If you use $_SERVER['REQUEST_URI'] instead, then you can just rewrite to index.php without the trailing information, like so:

RewriteCond $1 !^(index\.php|resources|robots\.txt)
RewriteCond %{REQUEST_FILENAME} !-f
RewriteCond %{REQUEST_FILENAME} !-d
RewriteRule ^(.*)$ index.php [L,QSA]

As far as the 400 error goes, your % should be encoded as %25 by urlencode(), but it sounds like for whatever reason there might be an issue. I'd check to make sure that your search URLs are indeed being properly encoded in the output sent to the browser, as this may be related to issues with the other remaining characters as well (but I'm not sure).

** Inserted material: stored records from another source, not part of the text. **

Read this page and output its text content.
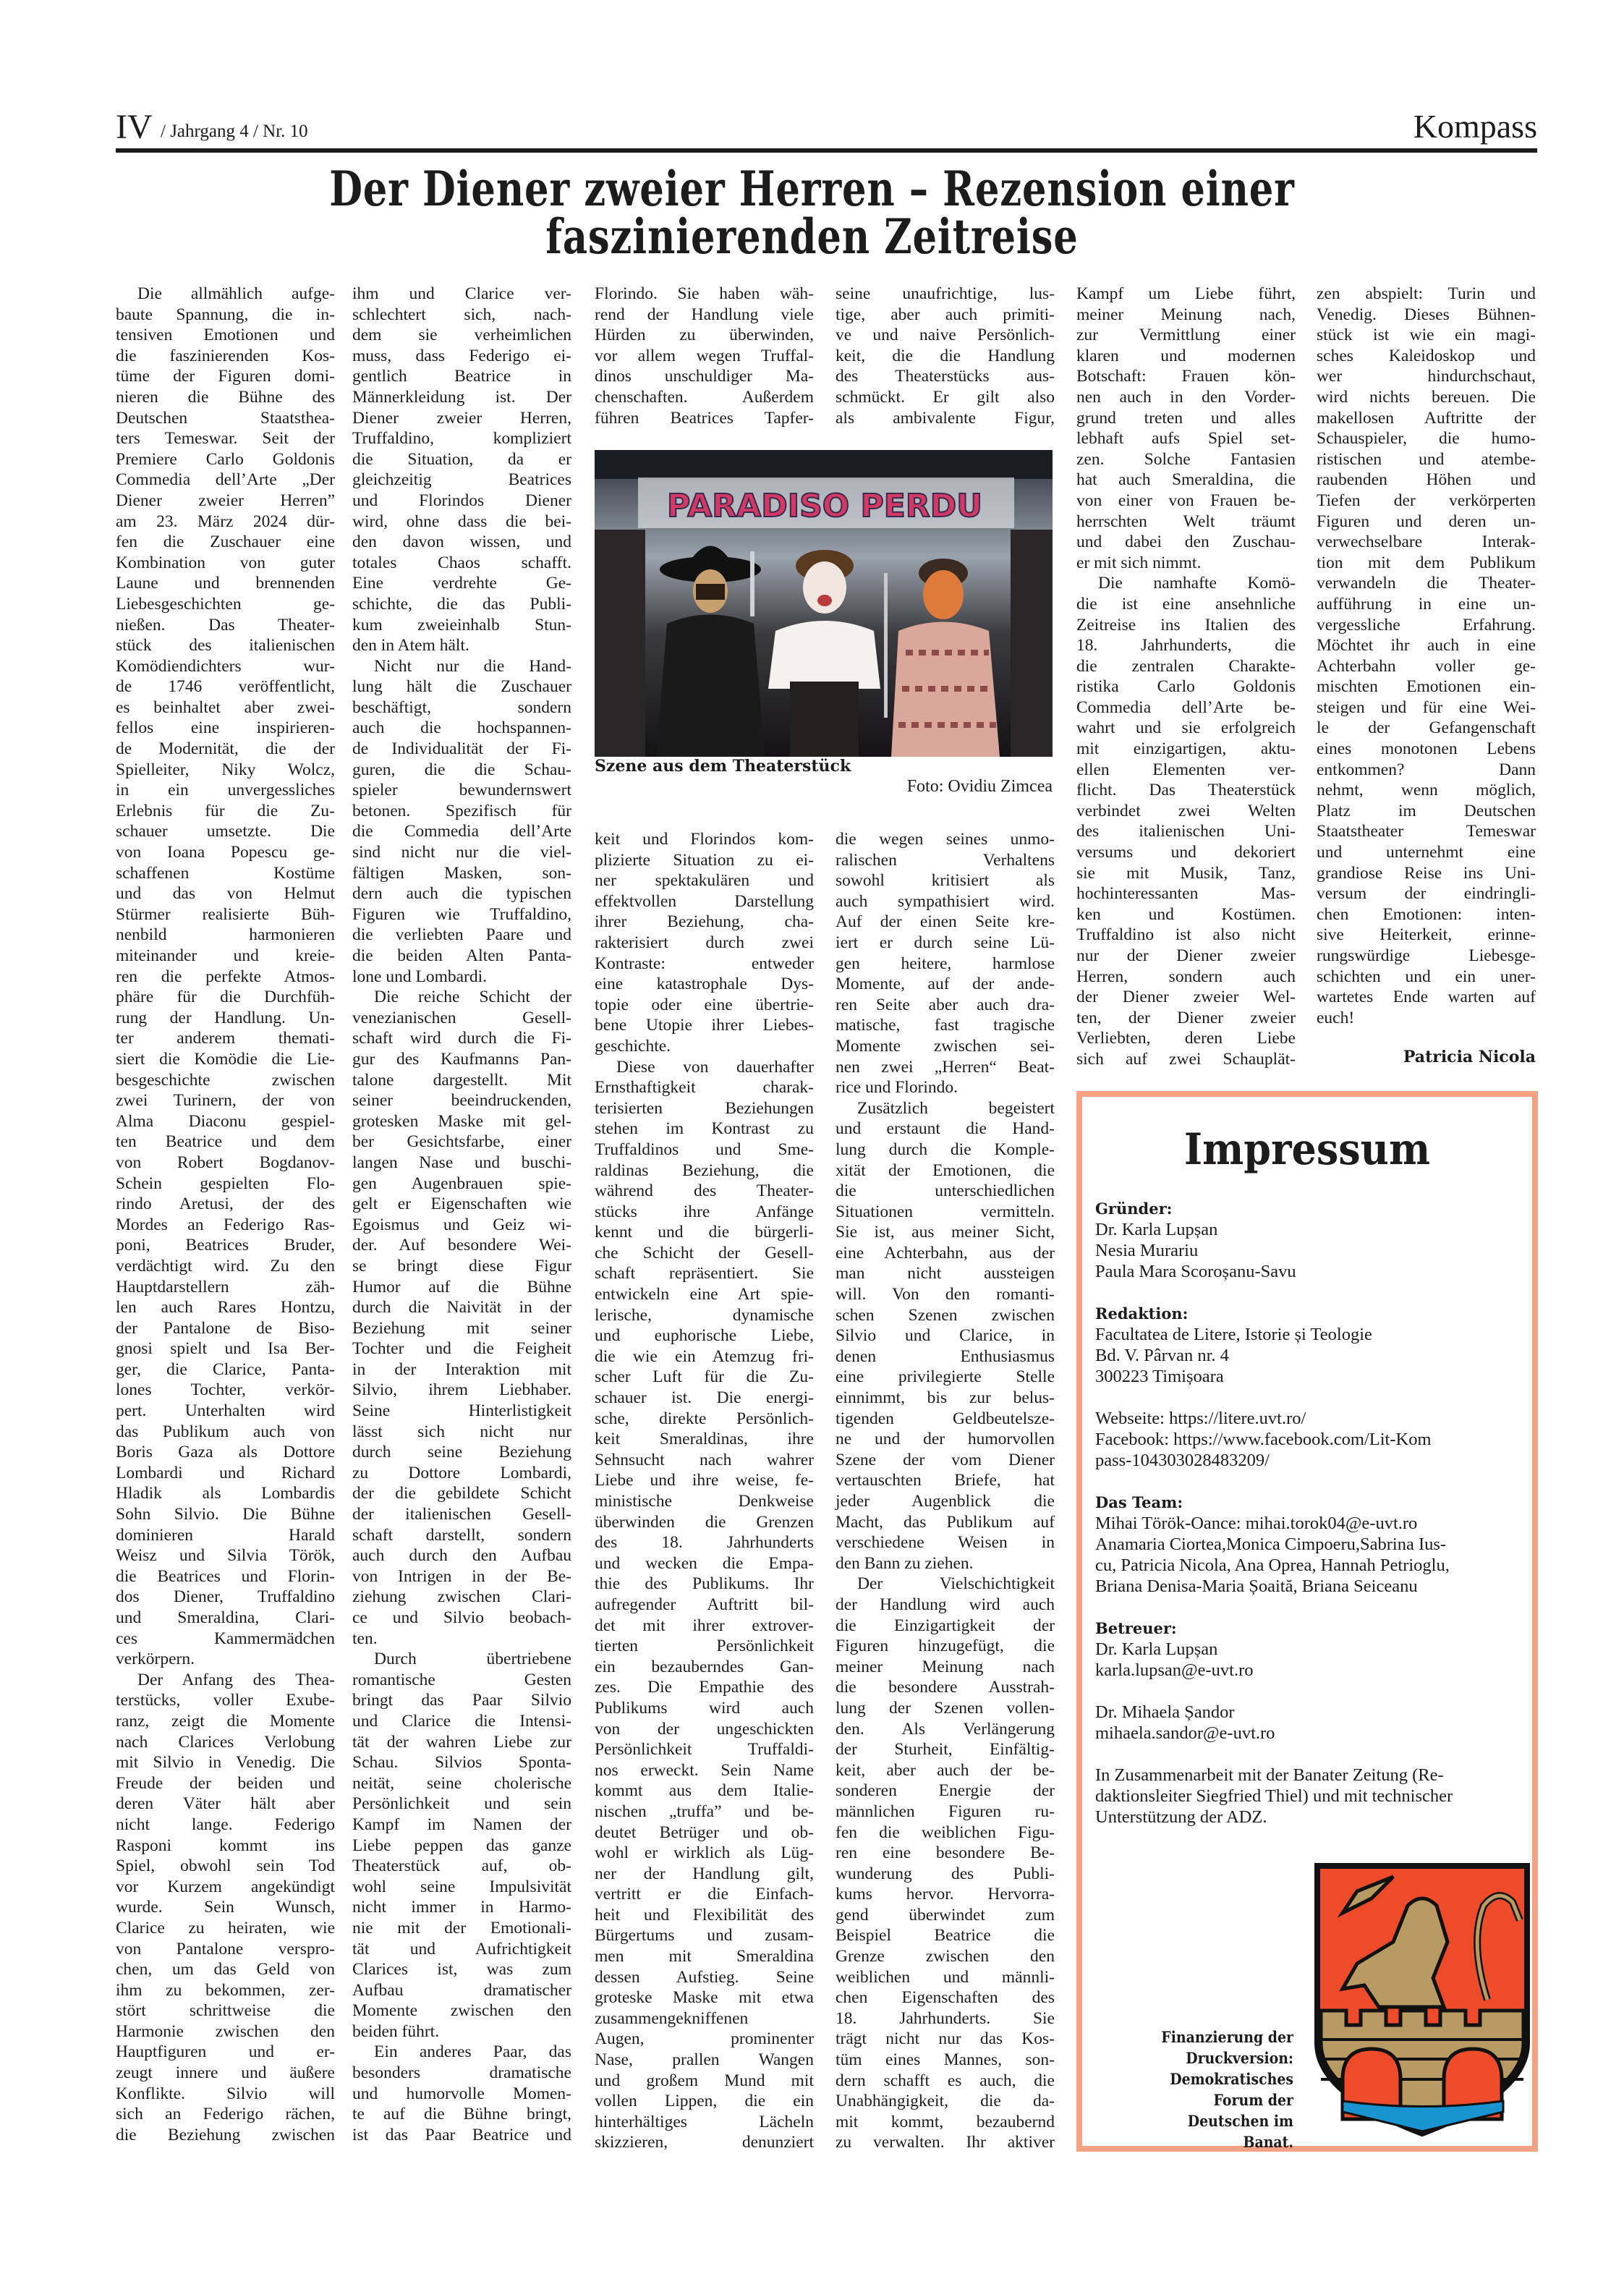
IV / Jahrgang 4 / Nr. 10	Kompass
Der Diener zweier Herren – Rezension einer
faszinierenden Zeitreise
Die allmählich aufge-
baute Spannung, die in-
tensiven Emotionen und
die faszinierenden Kos-
tüme der Figuren domi-
nieren die Bühne des
Deutschen Staatsthea-
ters Temeswar. Seit der
Premiere Carlo Goldonis
Commedia dell’Arte „Der
Diener zweier Herren”
am 23. März 2024 dür-
fen die Zuschauer eine
Kombination von guter
Laune und brennenden
Liebesgeschichten ge-
nießen. Das Theater-
stück des italienischen
Komödiendichters wur-
de 1746 veröffentlicht,
es beinhaltet aber zwei-
fellos eine inspirieren-
de Modernität, die der
Spielleiter, Niky Wolcz,
in ein unvergessliches
Erlebnis für die Zu-
schauer umsetzte. Die
von Ioana Popescu ge-
schaffenen Kostüme
und das von Helmut
Stürmer realisierte Büh-
nenbild harmonieren
miteinander und kreie-
ren die perfekte Atmos-
phäre für die Durchfüh-
rung der Handlung. Un-
ter anderem themati-
siert die Komödie die Lie-
besgeschichte zwischen
zwei Turinern, der von
Alma Diaconu gespiel-
ten Beatrice und dem
von Robert Bogdanov-
Schein gespielten Flo-
rindo Aretusi, der des
Mordes an Federigo Ras-
poni, Beatrices Bruder,
verdächtigt wird. Zu den
Hauptdarstellern zäh-
len auch Rares Hontzu,
der Pantalone de Biso-
gnosi spielt und Isa Ber-
ger, die Clarice, Panta-
lones Tochter, verkör-
pert. Unterhalten wird
das Publikum auch von
Boris Gaza als Dottore
Lombardi und Richard
Hladik als Lombardis
Sohn Silvio. Die Bühne
dominieren Harald
Weisz und Silvia Török,
die Beatrices und Florin-
dos Diener, Truffaldino
und Smeraldina, Clari-
ces Kammermädchen
verkörpern.
Der Anfang des Thea-
terstücks, voller Exube-
ranz, zeigt die Momente
nach Clarices Verlobung
mit Silvio in Venedig. Die
Freude der beiden und
deren Väter hält aber
nicht lange. Federigo
Rasponi kommt ins
Spiel, obwohl sein Tod
vor Kurzem angekündigt
wurde. Sein Wunsch,
Clarice zu heiraten, wie
von Pantalone verspro-
chen, um das Geld von
ihm zu bekommen, zer-
stört schrittweise die
Harmonie zwischen den
Hauptfiguren und er-
zeugt innere und äußere
Konflikte. Silvio will
sich an Federigo rächen,
die Beziehung zwischen
ihm und Clarice ver-
schlechtert sich, nach-
dem sie verheimlichen
muss, dass Federigo ei-
gentlich Beatrice in
Männerkleidung ist. Der
Diener zweier Herren,
Truffaldino, kompliziert
die Situation, da er
gleichzeitig Beatrices
und Florindos Diener
wird, ohne dass die bei-
den davon wissen, und
totales Chaos schafft.
Eine verdrehte Ge-
schichte, die das Publi-
kum zweieinhalb Stun-
den in Atem hält.
Nicht nur die Hand-
lung hält die Zuschauer
beschäftigt, sondern
auch die hochspannen-
de Individualität der Fi-
guren, die die Schau-
spieler bewundernswert
betonen. Spezifisch für
die Commedia dell’Arte
sind nicht nur die viel-
fältigen Masken, son-
dern auch die typischen
Figuren wie Truffaldino,
die verliebten Paare und
die beiden Alten Panta-
lone und Lombardi.
Die reiche Schicht der
venezianischen Gesell-
schaft wird durch die Fi-
gur des Kaufmanns Pan-
talone dargestellt. Mit
seiner beeindruckenden,
grotesken Maske mit gel-
ber Gesichtsfarbe, einer
langen Nase und buschi-
gen Augenbrauen spie-
gelt er Eigenschaften wie
Egoismus und Geiz wi-
der. Auf besondere Wei-
se bringt diese Figur
Humor auf die Bühne
durch die Naivität in der
Beziehung mit seiner
Tochter und die Feigheit
in der Interaktion mit
Silvio, ihrem Liebhaber.
Seine Hinterlistigkeit
lässt sich nicht nur
durch seine Beziehung
zu Dottore Lombardi,
der die gebildete Schicht
der italienischen Gesell-
schaft darstellt, sondern
auch durch den Aufbau
von Intrigen in der Be-
ziehung zwischen Clari-
ce und Silvio beobach-
ten.
Durch übertriebene
romantische Gesten
bringt das Paar Silvio
und Clarice die Intensi-
tät der wahren Liebe zur
Schau. Silvios Sponta-
neität, seine cholerische
Persönlichkeit und sein
Kampf im Namen der
Liebe peppen das ganze
Theaterstück auf, ob-
wohl seine Impulsivität
nicht immer in Harmo-
nie mit der Emotionali-
tät und Aufrichtigkeit
Clarices ist, was zum
Aufbau dramatischer
Momente zwischen den
beiden führt.
Ein anderes Paar, das
besonders dramatische
und humorvolle Momen-
te auf die Bühne bringt,
ist das Paar Beatrice und
Florindo. Sie haben wäh-
rend der Handlung viele
Hürden zu überwinden,
vor allem wegen Truffal-
dinos unschuldiger Ma-
chenschaften. Außerdem
führen Beatrices Tapfer-
seine unaufrichtige, lus-
tige, aber auch primiti-
ve und naive Persönlich-
keit, die die Handlung
des Theaterstücks aus-
schmückt. Er gilt also
als ambivalente Figur,
keit und Florindos kom-
plizierte Situation zu ei-
ner spektakulären und
effektvollen Darstellung
ihrer Beziehung, cha-
rakterisiert durch zwei
Kontraste: entweder
eine katastrophale Dys-
topie oder eine übertrie-
bene Utopie ihrer Liebes-
geschichte.
Diese von dauerhafter
Ernsthaftigkeit charak-
terisierten Beziehungen
stehen im Kontrast zu
Truffaldinos und Sme-
raldinas Beziehung, die
während des Theater-
stücks ihre Anfänge
kennt und die bürgerli-
che Schicht der Gesell-
schaft repräsentiert. Sie
entwickeln eine Art spie-
lerische, dynamische
und euphorische Liebe,
die wie ein Atemzug fri-
scher Luft für die Zu-
schauer ist. Die energi-
sche, direkte Persönlich-
keit Smeraldinas, ihre
Sehnsucht nach wahrer
Liebe und ihre weise, fe-
ministische Denkweise
überwinden die Grenzen
des 18. Jahrhunderts
und wecken die Empa-
thie des Publikums. Ihr
aufregender Auftritt bil-
det mit ihrer extrover-
tierten Persönlichkeit
ein bezauberndes Gan-
zes. Die Empathie des
Publikums wird auch
von der ungeschickten
Persönlichkeit Truffaldi-
nos erweckt. Sein Name
kommt aus dem Italie-
nischen „truffa” und be-
deutet Betrüger und ob-
wohl er wirklich als Lüg-
ner der Handlung gilt,
vertritt er die Einfach-
heit und Flexibilität des
Bürgertums und zusam-
men mit Smeraldina
dessen Aufstieg. Seine
groteske Maske mit etwa
zusammengekniffenen
Augen, prominenter
Nase, prallen Wangen
und großem Mund mit
vollen Lippen, die ein
hinterhältiges Lächeln
skizzieren, denunziert
die wegen seines unmo-
ralischen Verhaltens
sowohl kritisiert als
auch sympathisiert wird.
Auf der einen Seite kre-
iert er durch seine Lü-
gen heitere, harmlose
Momente, auf der ande-
ren Seite aber auch dra-
matische, fast tragische
Momente zwischen sei-
nen zwei „Herren“ Beat-
rice und Florindo.
Zusätzlich begeistert
und erstaunt die Hand-
lung durch die Komple-
xität der Emotionen, die
die unterschiedlichen
Situationen vermitteln.
Sie ist, aus meiner Sicht,
eine Achterbahn, aus der
man nicht aussteigen
will. Von den romanti-
schen Szenen zwischen
Silvio und Clarice, in
denen Enthusiasmus
eine privilegierte Stelle
einnimmt, bis zur belus-
tigenden Geldbeutelsze-
ne und der humorvollen
Szene der vom Diener
vertauschten Briefe, hat
jeder Augenblick die
Macht, das Publikum auf
verschiedene Weisen in
den Bann zu ziehen.
Der Vielschichtigkeit
der Handlung wird auch
die Einzigartigkeit der
Figuren hinzugefügt, die
meiner Meinung nach
die besondere Ausstrah-
lung der Szenen vollen-
den. Als Verlängerung
der Sturheit, Einfältig-
keit, aber auch der be-
sonderen Energie der
männlichen Figuren ru-
fen die weiblichen Figu-
ren eine besondere Be-
wunderung des Publi-
kums hervor. Hervorra-
gend überwindet zum
Beispiel Beatrice die
Grenze zwischen den
weiblichen und männli-
chen Eigenschaften des
18. Jahrhunderts. Sie
trägt nicht nur das Kos-
tüm eines Mannes, son-
dern schafft es auch, die
Unabhängigkeit, die da-
mit kommt, bezaubernd
zu verwalten. Ihr aktiver
Kampf um Liebe führt,
meiner Meinung nach,
zur Vermittlung einer
klaren und modernen
Botschaft: Frauen kön-
nen auch in den Vorder-
grund treten und alles
lebhaft aufs Spiel set-
zen. Solche Fantasien
hat auch Smeraldina, die
von einer von Frauen be-
herrschten Welt träumt
und dabei den Zuschau-
er mit sich nimmt.
Die namhafte Komö-
die ist eine ansehnliche
Zeitreise ins Italien des
18. Jahrhunderts, die
die zentralen Charakte-
ristika Carlo Goldonis
Commedia dell’Arte be-
wahrt und sie erfolgreich
mit einzigartigen, aktu-
ellen Elementen ver-
flicht. Das Theaterstück
verbindet zwei Welten
des italienischen Uni-
versums und dekoriert
sie mit Musik, Tanz,
hochinteressanten Mas-
ken und Kostümen.
Truffaldino ist also nicht
nur der Diener zweier
Herren, sondern auch
der Diener zweier Wel-
ten, der Diener zweier
Verliebten, deren Liebe
sich auf zwei Schauplät-
zen abspielt: Turin und
Venedig. Dieses Bühnen-
stück ist wie ein magi-
sches Kaleidoskop und
wer hindurchschaut,
wird nichts bereuen. Die
makellosen Auftritte der
Schauspieler, die humo-
ristischen und atembe-
raubenden Höhen und
Tiefen der verkörperten
Figuren und deren un-
verwechselbare Interak-
tion mit dem Publikum
verwandeln die Theater-
aufführung in eine un-
vergessliche Erfahrung.
Möchtet ihr auch in eine
Achterbahn voller ge-
mischten Emotionen ein-
steigen und für eine Wei-
le der Gefangenschaft
eines monotonen Lebens
entkommen? Dann
nehmt, wenn möglich,
Platz im Deutschen
Staatstheater Temeswar
und unternehmt eine
grandiose Reise ins Uni-
versum der eindringli-
chen Emotionen: inten-
sive Heiterkeit, erinne-
rungswürdige Liebesge-
schichten und ein uner-
wartetes Ende warten auf
euch!
PARADISO PERDU
Szene aus dem Theaterstück
Foto: Ovidiu Zimcea
Patricia Nicola
Impressum
Gründer:
Dr. Karla Lupșan
Nesia Murariu
Paula Mara Scoroșanu-Savu
Redaktion:
Facultatea de Litere, Istorie și Teologie
Bd. V. Pârvan nr. 4
300223 Timișoara
Webseite: https://litere.uvt.ro/
Facebook: https://www.facebook.com/Lit-Kom
pass-104303028483209/
Das Team:
Mihai Török-Oance: mihai.torok04@e-uvt.ro
Anamaria Ciortea,Monica Cimpoeru,Sabrina Ius-
cu, Patricia Nicola, Ana Oprea, Hannah Petrioglu,
Briana Denisa-Maria Șoaită, Briana Seiceanu
Betreuer:
Dr. Karla Lupșan
karla.lupsan@e-uvt.ro
Dr. Mihaela Șandor
mihaela.sandor@e-uvt.ro
In Zusammenarbeit mit der Banater Zeitung (Re-
daktionsleiter Siegfried Thiel) und mit technischer
Unterstützung der ADZ.
Finanzierung der
Druckversion:
Demokratisches
Forum der
Deutschen im
Banat.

Edit: If you used the rerwite above, you'd have URLs like

http://project_name/browse_by_exam/type/tutor_search/keyword/class/new_search/1/search_exam/0/search_subject/0

and they would be internally redirected to index.php. Then, you could get the part

/browse_by_exam/type/tutor_search/keyword/class/new_search/1/search_exam/0/search_subject/0

from $_SERVER['REQUEST_URI'] in that script (it would contain this value) which you could then parse like you're doing now. I'm not sure why you have to be able to have it rewritten after the index.php, since you can get this information even if it isn't, and it looks the exact same to the user in their browser. You could even do this at the beginning of the script, if the part that uses $_SERVER['PATH_INFO'] is not available for changing:

$_SERVER['PATH_INFO'] = $_SERVER['REQUEST_URI'];

If you really can't do it like this, I'm not sure that there is a solution (there was an explanation in your other question on why this is problematic), but I'll look to see if it's at all possible and get back to you.